Best answer: Since no reference frame is preferable to any other, you can pick any object you want in the universe, arbitrarily define it to be "stationary," and then say that everything else is moving relative to it. As the universe expands, everything else would seem to be moving away from your arbitrarily-chosen "stationary" object (although at varying rates).

I'm not sure I completely understand your question "is it possible for an object to be stationary (relative to all other objects) if it could expand on all axis as everything expands away from that moment in space/time?"

What I got from that was basically: if you have some solid object (i.e. not a point) could you make the distance between its surface and any object in the universe remain constant as the universe expands, by expanding the object?
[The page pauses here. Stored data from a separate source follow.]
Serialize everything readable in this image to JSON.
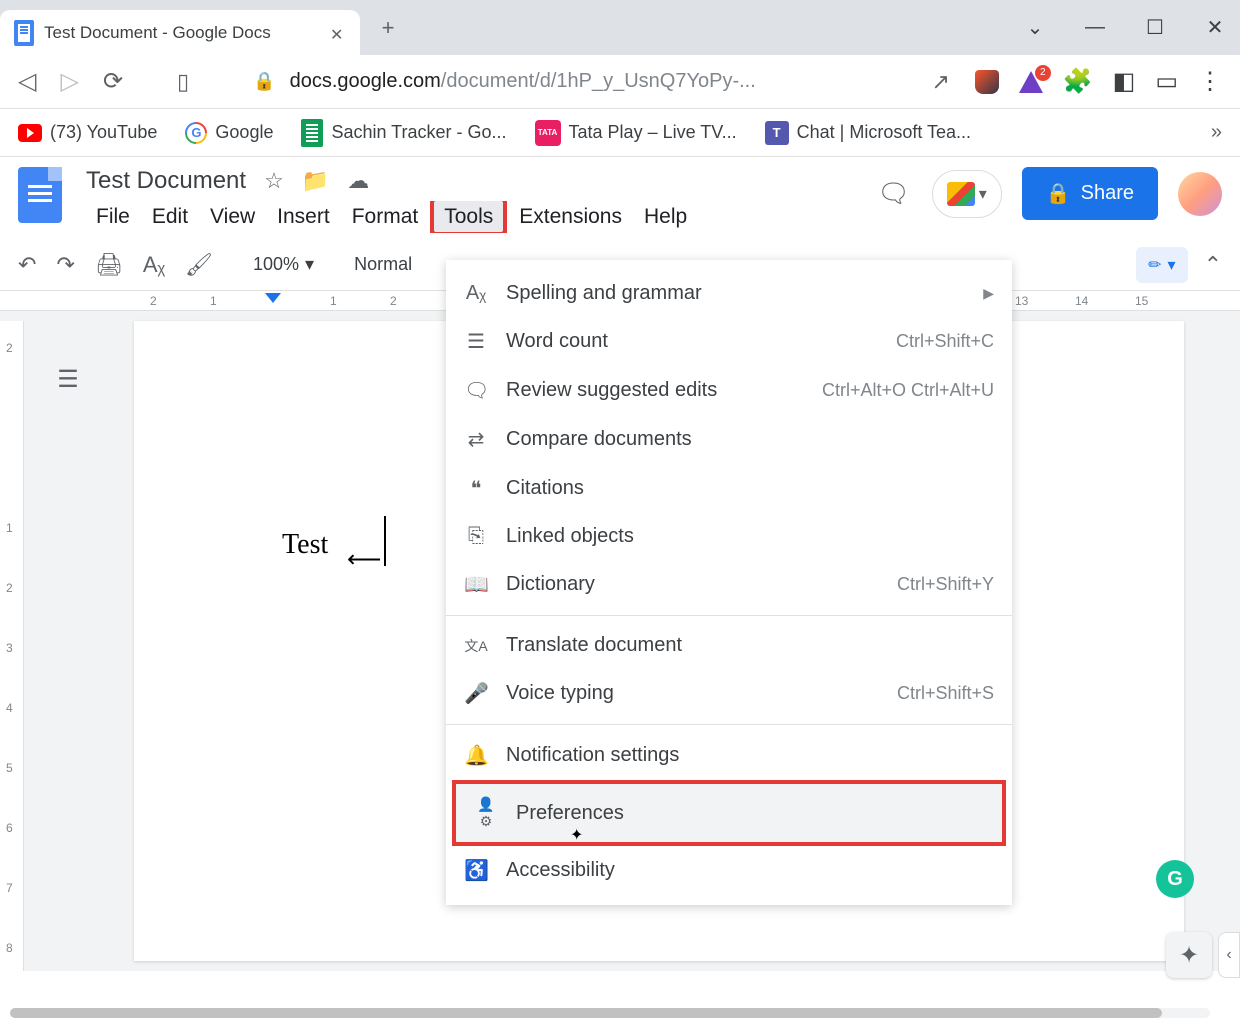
{
  "browser": {
    "tab_title": "Test Document - Google Docs",
    "url_host": "docs.google.com",
    "url_path": "/document/d/1hP_y_UsnQ7YoPy-...",
    "delta_badge": "2",
    "win_dropdown": "⌄",
    "win_min": "—",
    "win_max": "☐",
    "win_close": "✕"
  },
  "bookmarks": [
    {
      "label": "(73) YouTube"
    },
    {
      "label": "Google"
    },
    {
      "label": "Sachin Tracker - Go..."
    },
    {
      "label": "Tata Play – Live TV..."
    },
    {
      "label": "Chat | Microsoft Tea..."
    }
  ],
  "docs": {
    "title": "Test Document",
    "share_label": "Share",
    "menu": [
      "File",
      "Edit",
      "View",
      "Insert",
      "Format",
      "Tools",
      "Extensions",
      "Help"
    ],
    "active_menu": "Tools",
    "zoom": "100%",
    "style": "Normal",
    "page_text": "Test"
  },
  "tools_menu": [
    {
      "icon": "Aᵪ",
      "label": "Spelling and grammar",
      "shortcut": "",
      "submenu": true
    },
    {
      "icon": "☰",
      "label": "Word count",
      "shortcut": "Ctrl+Shift+C"
    },
    {
      "icon": "🗨",
      "label": "Review suggested edits",
      "shortcut": "Ctrl+Alt+O Ctrl+Alt+U"
    },
    {
      "icon": "⇄",
      "label": "Compare documents",
      "shortcut": ""
    },
    {
      "icon": "❝",
      "label": "Citations",
      "shortcut": ""
    },
    {
      "icon": "⎘",
      "label": "Linked objects",
      "shortcut": ""
    },
    {
      "icon": "📖",
      "label": "Dictionary",
      "shortcut": "Ctrl+Shift+Y"
    },
    {
      "sep": true
    },
    {
      "icon": "文A",
      "label": "Translate document",
      "shortcut": ""
    },
    {
      "icon": "🎤",
      "label": "Voice typing",
      "shortcut": "Ctrl+Shift+S"
    },
    {
      "sep": true
    },
    {
      "icon": "🔔",
      "label": "Notification settings",
      "shortcut": ""
    },
    {
      "icon": "👤⚙",
      "label": "Preferences",
      "shortcut": "",
      "highlight": true,
      "hover": true
    },
    {
      "icon": "♿",
      "label": "Accessibility",
      "shortcut": ""
    }
  ],
  "ruler_h": [
    "2",
    "1",
    "",
    "1",
    "2",
    "13",
    "14",
    "15"
  ],
  "ruler_v": [
    "2",
    "1",
    "2",
    "3",
    "4",
    "5",
    "6",
    "7",
    "8"
  ]
}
The answer, I think, is 'no.'

To see why, consider the one-dimensional case: imagine a piece of putty with marks at 0, 1, 5, and 10. Then we stretch the putty to twice it's starting length. The point at zero is still at zero, but the point formerly at 1 is now at 2, the point at 5 is now at 10, and the point now at 10 is now at 20. Not only have they moved further away from the origin, but the distances between them have increased. Because of this, you cannot simply slide your point at 0 around and find a place where the original distance relationship exists. If you try to move your origin point (this would be the surface of your hypothetical object in space) so that it remains a constant distance away from the point originally at 10, and later at 20, you would end up actually overtaking the nearer points, because they are not receding as quickly.
posted by Kadin2048 at 9:54 PM on November 17, 2008


A clarification:
What I got from that was basically: if you have some solid object (i.e. not a point) could you make the distance between its surface and any object all objects in the universe remain constant as the universe expands, by expanding the object?

The answer, I think, is 'no.'
You can maintain a constant distance between the surface of your solid and any other object (or one object in each direction that you expand the surface towards), but just not all objects in that direction.

Pardon my sloppiness; didn't catch it until after preview.
posted by Kadin2048 at 9:59 PM on November 17, 2008


Realistically the only stationary object that could and does possibly exist is the bubble of spacetime expanding at lightspeed from the original point of the big bang for the past 15 billion or so years.
posted by blue_beetle at 11:27 PM on November 17, 2008


blue_beetle: see everything above. No original point, no bubble of spacetime expanding at lightspeed.

It is meaningful to be at rest with respect to the larger universe and with respect to the cosmic microwave background though. We happen not to be, moving at some hundreds of kilometres per second thataway. But you could easily arrange for something to be at rest. It wouldn't be terribly interesting though.

Such an object would have everything expanding evenly around it and wouldn't be moving through the larger structure of the universe basically. It's not so much that there's something else it's staying still with respect to, it's just that it's no longer seeing slightly different recession with respect to a distant object in front of it and a distant object behind it.